In an increasingly globalized and dynamic world, innovation is extolled as the key to success both in the profit and nonprofit sectors. But in practice innovation is not as easy and romantic as it sounds; it is risky, the inertia can be highly limiting, success is not guaranteed, and creativity may be lacking as is the leadership required for creating and sustaining the changes associated with innovation. In this blog I reflect on my experiences with innovation, both in Zimbabwe and the United States with the hope that these lessons will inspire many a soul seeking to do things differently and make the world a better place.
Innovations begin with an idea but the process of conceiving an idea for a new service, project or line of business can be a daunting one. To encourage innovative ideas, I have learnt that one has to ask the question ‘What if..?’ New ideas are born when we ask ourselves this question and we have to constantly ask questions such as;
What if we considered this from another nonprofit’s perspective?
What if we asked men to lead advocacy on gender based violence?
This type of thinking needs to be encouraged during meetings and also works best during project and staff performance reviews.
I have also learnt that constantly seeking out new and diverse sources of data can help with conceiving new ideas. This new data can be used to counter arguments that are in favor of doing things the traditional way. My experiences at Lutheran Social Service demonstrate that we need to change our perspectives by frequently scanning the horizons of our work for new and emerging trends, both inside and outside our sector. Sometimes we need to actively seek out data that disagrees with a long held point of view and challenges any assumptions we may have.

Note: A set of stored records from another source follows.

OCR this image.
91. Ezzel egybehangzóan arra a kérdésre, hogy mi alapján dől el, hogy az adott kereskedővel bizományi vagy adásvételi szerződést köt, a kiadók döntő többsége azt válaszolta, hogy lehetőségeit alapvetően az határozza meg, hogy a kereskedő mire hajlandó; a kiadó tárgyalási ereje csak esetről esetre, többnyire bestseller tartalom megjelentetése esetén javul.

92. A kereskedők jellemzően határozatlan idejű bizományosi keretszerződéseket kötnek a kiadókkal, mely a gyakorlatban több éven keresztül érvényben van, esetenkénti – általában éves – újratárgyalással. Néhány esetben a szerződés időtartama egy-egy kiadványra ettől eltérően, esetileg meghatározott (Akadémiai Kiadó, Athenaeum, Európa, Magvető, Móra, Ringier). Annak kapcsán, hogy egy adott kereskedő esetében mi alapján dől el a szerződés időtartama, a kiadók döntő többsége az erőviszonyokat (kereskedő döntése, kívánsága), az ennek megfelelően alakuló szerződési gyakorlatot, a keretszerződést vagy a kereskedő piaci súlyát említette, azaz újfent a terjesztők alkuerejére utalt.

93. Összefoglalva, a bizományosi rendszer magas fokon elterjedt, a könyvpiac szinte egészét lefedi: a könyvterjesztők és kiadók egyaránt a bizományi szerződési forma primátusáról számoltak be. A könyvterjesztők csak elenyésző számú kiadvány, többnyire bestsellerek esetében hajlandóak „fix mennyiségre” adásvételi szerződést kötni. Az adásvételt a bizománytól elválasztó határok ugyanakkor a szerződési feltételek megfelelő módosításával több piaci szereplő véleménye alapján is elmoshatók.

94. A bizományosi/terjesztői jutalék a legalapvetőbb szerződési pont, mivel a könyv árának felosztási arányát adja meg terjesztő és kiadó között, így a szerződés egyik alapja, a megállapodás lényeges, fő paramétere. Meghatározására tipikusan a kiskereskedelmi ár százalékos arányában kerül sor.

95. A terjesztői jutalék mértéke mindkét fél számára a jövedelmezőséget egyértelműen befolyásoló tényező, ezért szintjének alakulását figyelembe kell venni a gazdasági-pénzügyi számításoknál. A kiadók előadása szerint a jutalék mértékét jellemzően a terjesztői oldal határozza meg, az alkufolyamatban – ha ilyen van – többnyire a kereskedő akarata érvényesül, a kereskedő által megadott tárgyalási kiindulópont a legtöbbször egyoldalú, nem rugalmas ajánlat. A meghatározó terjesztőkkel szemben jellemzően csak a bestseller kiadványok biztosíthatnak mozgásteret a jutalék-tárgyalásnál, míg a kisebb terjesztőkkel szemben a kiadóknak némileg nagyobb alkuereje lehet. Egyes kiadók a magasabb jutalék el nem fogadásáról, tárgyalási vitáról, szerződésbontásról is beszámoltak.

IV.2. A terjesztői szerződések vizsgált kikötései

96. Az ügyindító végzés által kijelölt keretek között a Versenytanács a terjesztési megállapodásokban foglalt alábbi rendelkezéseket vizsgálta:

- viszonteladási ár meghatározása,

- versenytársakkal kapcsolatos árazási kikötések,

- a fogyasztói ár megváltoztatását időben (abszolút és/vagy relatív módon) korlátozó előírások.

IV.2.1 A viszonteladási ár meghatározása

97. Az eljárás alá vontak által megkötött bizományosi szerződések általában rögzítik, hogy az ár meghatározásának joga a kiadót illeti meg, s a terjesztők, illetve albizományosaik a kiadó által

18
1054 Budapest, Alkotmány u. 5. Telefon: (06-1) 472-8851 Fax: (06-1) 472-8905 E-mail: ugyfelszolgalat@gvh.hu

One additional thing I have realized is that every day challenges or problems may be calls to innovation. Instead of fretting over challenges we encounter in our work, let us see those challenges as opportunities for innovation. I agree with John W Gardner who once declared, ‘We are all faced with a series of great opportunities, brilliantly disguised as insoluble problems.’
I have been part of some successful innovations in my professional career and these innovations have been successful due in large part to passionate and committed leadership. Each innovation needs a passionate and committed leader to drive it forward. But conviction and passion are not enough. Leaders also need to engage the rest of the team and secure their commitment, and not just their agreement, because team members can agree with an innovative idea but may not be committed.
During the early stages of innovation, learning and implementation can occur simultaneously and teams need to learn quickly, adapt quickly and move on. There is no time to nurse wounds. One of the phrases I have learnt over the past couple of months is ‘drinking water out of a fire hose.’ This phrase has been used to refer to a state of being overwhelmed or inundated with information, emerging issues and roles and expectations that all need to be consolidated into one coherent and focused course of action. When we pursue innovation we sometimes have to drink water out of the fire hose.
Innovative ideas may face resistance and unfamiliar challenges often call into question the very tenets of innovation but I have learnt that optimism, tenacity, persistence and keeping the long term goal in in sight are bedrock qualities that can stay the course and keep the team focused on the goal until it is achieved. And so it is with the same optimism and passion that I call on everyone to change their perspectives and do things differently.